“Almost seven months after the start of the military operation to recapture the city of Mosul, more than 12,000 civilians have been injured in the assault or as they tried to escape the fighting,” explains Maud Bellon, Handicap International’s field coordinator for the Mosul emergency response. “More than half come from the western part of the city, where armed forces are still conducting military operations.”
The city of Mosul has been the scene of intense fighting since October 2016. More than 485,000 people have fled the city and hundreds of thousands civilians remain trapped by the conflict.

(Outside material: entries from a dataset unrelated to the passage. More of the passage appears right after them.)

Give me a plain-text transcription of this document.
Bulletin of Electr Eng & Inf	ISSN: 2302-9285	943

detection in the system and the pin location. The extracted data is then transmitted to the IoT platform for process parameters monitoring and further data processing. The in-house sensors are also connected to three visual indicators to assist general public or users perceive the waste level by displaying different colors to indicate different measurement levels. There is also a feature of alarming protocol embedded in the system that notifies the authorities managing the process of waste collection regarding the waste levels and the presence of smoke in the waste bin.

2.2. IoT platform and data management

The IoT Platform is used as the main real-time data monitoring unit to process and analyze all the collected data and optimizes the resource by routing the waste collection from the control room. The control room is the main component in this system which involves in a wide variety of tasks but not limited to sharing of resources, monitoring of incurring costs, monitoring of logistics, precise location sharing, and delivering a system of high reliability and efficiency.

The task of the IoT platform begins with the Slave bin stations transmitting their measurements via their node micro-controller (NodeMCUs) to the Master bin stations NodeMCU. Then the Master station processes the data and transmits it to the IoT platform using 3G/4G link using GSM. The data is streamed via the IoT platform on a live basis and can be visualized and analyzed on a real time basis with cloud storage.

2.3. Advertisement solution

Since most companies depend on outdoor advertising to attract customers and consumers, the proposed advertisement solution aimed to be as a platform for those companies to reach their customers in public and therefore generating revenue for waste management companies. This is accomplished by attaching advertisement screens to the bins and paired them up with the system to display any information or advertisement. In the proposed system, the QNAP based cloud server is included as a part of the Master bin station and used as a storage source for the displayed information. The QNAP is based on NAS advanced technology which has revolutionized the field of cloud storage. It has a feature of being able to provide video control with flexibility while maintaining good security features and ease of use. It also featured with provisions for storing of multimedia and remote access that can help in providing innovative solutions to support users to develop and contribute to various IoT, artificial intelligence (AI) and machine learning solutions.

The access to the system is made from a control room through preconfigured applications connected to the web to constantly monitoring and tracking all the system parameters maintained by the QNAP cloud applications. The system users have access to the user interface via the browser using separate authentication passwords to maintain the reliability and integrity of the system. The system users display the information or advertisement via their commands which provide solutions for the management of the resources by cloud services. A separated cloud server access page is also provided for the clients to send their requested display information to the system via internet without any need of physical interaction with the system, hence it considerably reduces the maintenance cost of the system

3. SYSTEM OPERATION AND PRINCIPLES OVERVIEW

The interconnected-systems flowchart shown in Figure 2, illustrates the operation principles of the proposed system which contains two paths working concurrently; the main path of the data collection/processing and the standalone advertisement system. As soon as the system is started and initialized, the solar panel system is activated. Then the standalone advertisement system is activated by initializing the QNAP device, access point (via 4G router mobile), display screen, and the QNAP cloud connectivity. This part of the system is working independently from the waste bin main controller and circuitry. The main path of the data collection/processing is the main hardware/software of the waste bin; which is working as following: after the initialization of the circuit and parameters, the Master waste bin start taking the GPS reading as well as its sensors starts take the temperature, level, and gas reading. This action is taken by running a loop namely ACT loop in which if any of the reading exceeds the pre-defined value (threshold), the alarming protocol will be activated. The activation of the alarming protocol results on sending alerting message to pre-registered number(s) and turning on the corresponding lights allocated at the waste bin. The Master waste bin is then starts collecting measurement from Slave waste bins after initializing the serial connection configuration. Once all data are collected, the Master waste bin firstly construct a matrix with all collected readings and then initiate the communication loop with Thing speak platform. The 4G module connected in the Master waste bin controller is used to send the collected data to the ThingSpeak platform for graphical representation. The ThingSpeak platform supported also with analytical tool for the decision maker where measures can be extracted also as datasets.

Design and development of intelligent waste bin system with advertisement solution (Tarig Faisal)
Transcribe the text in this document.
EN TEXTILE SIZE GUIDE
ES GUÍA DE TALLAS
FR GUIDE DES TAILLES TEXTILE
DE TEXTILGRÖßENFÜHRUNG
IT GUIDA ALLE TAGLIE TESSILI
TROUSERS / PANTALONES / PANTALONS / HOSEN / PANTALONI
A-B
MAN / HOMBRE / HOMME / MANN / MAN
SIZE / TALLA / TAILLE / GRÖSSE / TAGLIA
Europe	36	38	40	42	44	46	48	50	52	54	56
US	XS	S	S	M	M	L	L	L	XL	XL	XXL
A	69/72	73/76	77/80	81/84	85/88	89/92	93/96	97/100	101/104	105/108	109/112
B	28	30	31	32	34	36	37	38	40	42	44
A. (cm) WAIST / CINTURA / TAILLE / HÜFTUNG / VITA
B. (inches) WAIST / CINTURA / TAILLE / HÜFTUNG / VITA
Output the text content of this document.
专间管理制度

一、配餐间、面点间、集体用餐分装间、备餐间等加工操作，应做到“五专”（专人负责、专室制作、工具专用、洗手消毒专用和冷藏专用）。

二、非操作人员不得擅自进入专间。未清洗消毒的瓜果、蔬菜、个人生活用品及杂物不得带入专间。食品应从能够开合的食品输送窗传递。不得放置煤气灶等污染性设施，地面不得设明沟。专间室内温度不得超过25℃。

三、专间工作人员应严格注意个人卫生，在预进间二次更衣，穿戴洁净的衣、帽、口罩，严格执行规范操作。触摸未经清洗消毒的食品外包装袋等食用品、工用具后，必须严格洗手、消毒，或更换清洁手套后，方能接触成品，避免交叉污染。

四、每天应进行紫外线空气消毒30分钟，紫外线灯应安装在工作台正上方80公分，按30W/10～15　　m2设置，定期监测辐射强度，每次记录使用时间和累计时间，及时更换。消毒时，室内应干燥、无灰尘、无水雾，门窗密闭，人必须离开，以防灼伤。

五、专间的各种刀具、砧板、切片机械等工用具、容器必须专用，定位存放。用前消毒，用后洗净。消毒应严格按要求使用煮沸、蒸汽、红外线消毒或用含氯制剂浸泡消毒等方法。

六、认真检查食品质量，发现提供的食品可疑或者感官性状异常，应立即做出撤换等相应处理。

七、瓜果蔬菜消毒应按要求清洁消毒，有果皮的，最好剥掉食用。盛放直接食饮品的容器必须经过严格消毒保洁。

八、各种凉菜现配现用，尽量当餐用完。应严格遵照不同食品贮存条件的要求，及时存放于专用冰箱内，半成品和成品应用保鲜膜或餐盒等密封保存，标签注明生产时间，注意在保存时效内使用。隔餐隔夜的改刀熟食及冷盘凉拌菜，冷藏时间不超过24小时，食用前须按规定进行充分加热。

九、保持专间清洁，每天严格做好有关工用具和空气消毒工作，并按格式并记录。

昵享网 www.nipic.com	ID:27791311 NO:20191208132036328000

Since the start of military offensive’s second phase to capture the western part of the city, last February, there has been a sharp rise in the number of casualties. To provide assistance and get as close as possible to those affected, Handicap International is expanding its emergency response.
Direct response in East Mosul
“Although a lot of people living in the western part of the city are fleeing Mosul, many are also heading towards the city’s eastern districts, retaken by the army in January 2017,” explains Maud. “To cover as many needs as possible and to provide assistance directly to the population, we are going to extend our response into the city itself, in a health center, where several physical therapists, psychosocial workers, and psychologists will provide assistance to casualties.” Handicap International already works in Hamdanyiah and Qayyarah, two other hospitals on the outskirts of the city, providing patients with rehabilitation care.
Camp activities beefed up
The rise in casualties has been mirrored by a dramatic increase in population movements in recent weeks. “More than three quarters of civilians who have fled Mosul live in displaced people’s camps set up to the south and east of the city. Thousands of displaced people pass through the Hammam al Alil screening point every day. Our teams are working in six camps but we also recently began working in this area to provide faster assistance to displaced people,” Maud continues. “We intend to give priority to the most vulnerable people: civilian casualties, people with disabilities, and people suffering from psychological distress. They have been hit particularly hard by erratic access to care, bombing and the difficulties fleeing Mosul. For them, our assistance is vital.”
More and more returnees
Although tens of thousands of people continue to flee Mosul, the number of families returning to their areas of origin has also risen sharply. “More than 100,000 people have already returned to their homes and the number of returnees has even exceeded the number of arrivals, in some camps, over the last month,” Maud explains. “These areas are still extremely hazardous because they are littered with explosive remnants of war. We are continuing our risk education activities in the camps and in the buses transporting displaced people back to areas of Mosul recaptured by armed forces.” Since the start of its emergency response, Handicap International has already provided more than 25,000 people with risk education on explosive remnants of war.
Mosul emergency: Fighting between armed groups and government forces in Iraq in recent years has displaced more than three million people. An estimated 11 million civilians already need humanitarian assistance in the country. The Mosul offensive has presented international organizations with an unprecedented challenge. More than 485,000 people have fled the city since last October.
Handicap International and the Iraqi crisis: More than 200,000 people have benefited from Handicap International’s actions since the launch of its emergency operations in Iraq in 2014. Our actions are regularly reviewed to take into account a highly volatile situation across the whole of Iraqi territory. Handicap International currently organizes population protection activities, raises awareness of the risk from mines and conventional weapons, conducts non-technical surveys and clears potentially hazardous areas, provides physical and functional rehabilitation and psychosocial support, supports health centers, organizes training and advocacy, and provides technical support to partners to enhance the inclusion of vulnerable people (people with disabilities, casualties, older people, and others) within their services.